Reuters poaches star Times reporter David Rohde

David Rohde, the Pulitzer-winning New York Times reporter who was famously kidnapped by the Taliban in 2008, is leaving the paper of record to become a columnist at Reuters.

"I've long admired David's richly reported, deeply insightful work. I'm thrilled that he's joining our Reuters team," said Stephen Adler, editor-in-chief of Reuters, in a statement announcing the news Tuesday afternoon.

The Times' internal announcement also praised him.

"The strength of character that David demonstrated during and after his captivity will be sorely missed by his colleagues," investigations editor Matt Purdy wrote in a memo to staff. "I announce this with much regret because he is a such a terrific journalist and a wonderful colleague."

Rhode, who will write columns on foreign affairs and globalization, is the latest in a string of high-profile Times staffers to depart in the past year. A handful, including Tim O'Brien and Peter Goodman, have joined the Huffington Post. Various editors from the op-ed desk have jumped ship for Bloomberg's new opinion venture. And long-time columnists Frank Rich and Bob Herbert recently left to work for New York magazine and write a book, respectively. Less than an hour before the news about Rohde went out, we reported that Times Magazine politics editor Chris Suellentrop is joining Yahoo as deputy editor of news blogs.
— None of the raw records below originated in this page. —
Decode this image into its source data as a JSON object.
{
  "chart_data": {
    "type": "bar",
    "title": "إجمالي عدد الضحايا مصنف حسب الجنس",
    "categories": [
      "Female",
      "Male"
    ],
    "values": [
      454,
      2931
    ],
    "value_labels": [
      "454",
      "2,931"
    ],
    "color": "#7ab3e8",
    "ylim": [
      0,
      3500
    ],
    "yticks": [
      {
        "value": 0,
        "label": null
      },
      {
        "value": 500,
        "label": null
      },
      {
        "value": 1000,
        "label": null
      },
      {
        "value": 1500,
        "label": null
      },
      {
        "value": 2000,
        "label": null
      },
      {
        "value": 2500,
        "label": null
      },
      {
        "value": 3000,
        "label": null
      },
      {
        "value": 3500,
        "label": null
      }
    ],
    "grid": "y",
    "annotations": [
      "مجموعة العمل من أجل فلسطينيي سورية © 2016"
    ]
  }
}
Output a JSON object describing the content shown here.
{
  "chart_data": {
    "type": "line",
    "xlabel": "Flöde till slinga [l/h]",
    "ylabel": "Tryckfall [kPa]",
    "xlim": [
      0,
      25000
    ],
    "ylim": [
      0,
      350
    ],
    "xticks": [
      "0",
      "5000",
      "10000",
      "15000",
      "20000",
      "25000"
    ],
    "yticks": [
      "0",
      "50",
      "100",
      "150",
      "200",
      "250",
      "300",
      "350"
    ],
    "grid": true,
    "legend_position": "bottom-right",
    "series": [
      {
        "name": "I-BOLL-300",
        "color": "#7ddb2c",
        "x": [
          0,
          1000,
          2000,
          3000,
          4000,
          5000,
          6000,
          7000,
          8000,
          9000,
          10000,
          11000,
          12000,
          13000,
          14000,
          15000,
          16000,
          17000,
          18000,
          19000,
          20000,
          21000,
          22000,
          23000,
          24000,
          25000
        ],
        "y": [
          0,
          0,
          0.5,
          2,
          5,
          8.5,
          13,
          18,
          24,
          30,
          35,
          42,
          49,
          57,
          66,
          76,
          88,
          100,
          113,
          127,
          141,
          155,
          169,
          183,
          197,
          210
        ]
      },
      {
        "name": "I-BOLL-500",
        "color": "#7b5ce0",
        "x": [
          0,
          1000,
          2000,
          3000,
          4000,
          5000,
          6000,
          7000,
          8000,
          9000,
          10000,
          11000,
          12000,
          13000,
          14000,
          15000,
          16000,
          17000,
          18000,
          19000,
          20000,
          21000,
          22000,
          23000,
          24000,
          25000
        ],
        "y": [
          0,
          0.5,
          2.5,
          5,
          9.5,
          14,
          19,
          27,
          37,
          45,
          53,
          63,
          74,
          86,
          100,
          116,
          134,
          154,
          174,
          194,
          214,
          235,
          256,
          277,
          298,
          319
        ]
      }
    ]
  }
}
Reuters, meanwhile, is beefing up its talent roster with marquee bylines like Rohde's as it broadens its scope to appeal to a more general interest audience. The news service also just added veteran journalist (and husband of Tina Brown) Sir Harold Evans as an editor-at-large, and has lured big names like Chrystia Freeland, Jim Impoco, Mark Hosenball, Jim Ledbetter and Felix Salmon over the past several years. Reuters had also been in talks with veteran Washington Post politics reporter Dan Balz about coming on board, but Balz ultimately elected to remain with the Post.

In a memo to staff, Freeland, who was recently promoted to lead Reuters' digital charge, described Rohde--a 15-year Times veteran--as "one of the most brilliant and consequential journalists of his generation." He has two Pulitzers under his belt, one for a series of 1996 Christian Science Monitor stories on the Srebrenica massacre in Bosnia, and another as part of a New York Times team whose Afghanistan and Pakistan coverage won the top journalism prize for international reporting in 2009.

After being captured by the Taliban while on assignment in Afghanistan in 2008, Rohde was held captive for seven months before escaping the following June.

"Over those months, I came to a simple realization," he wrote in October of 2009. "After seven years of reporting in the region, I did not fully understand how extreme many of the Taliban had become."

He also was held captive by Bosnian Serbs in 1995 while reporting for the Monitor. The photo above pictures him shortly after he was released.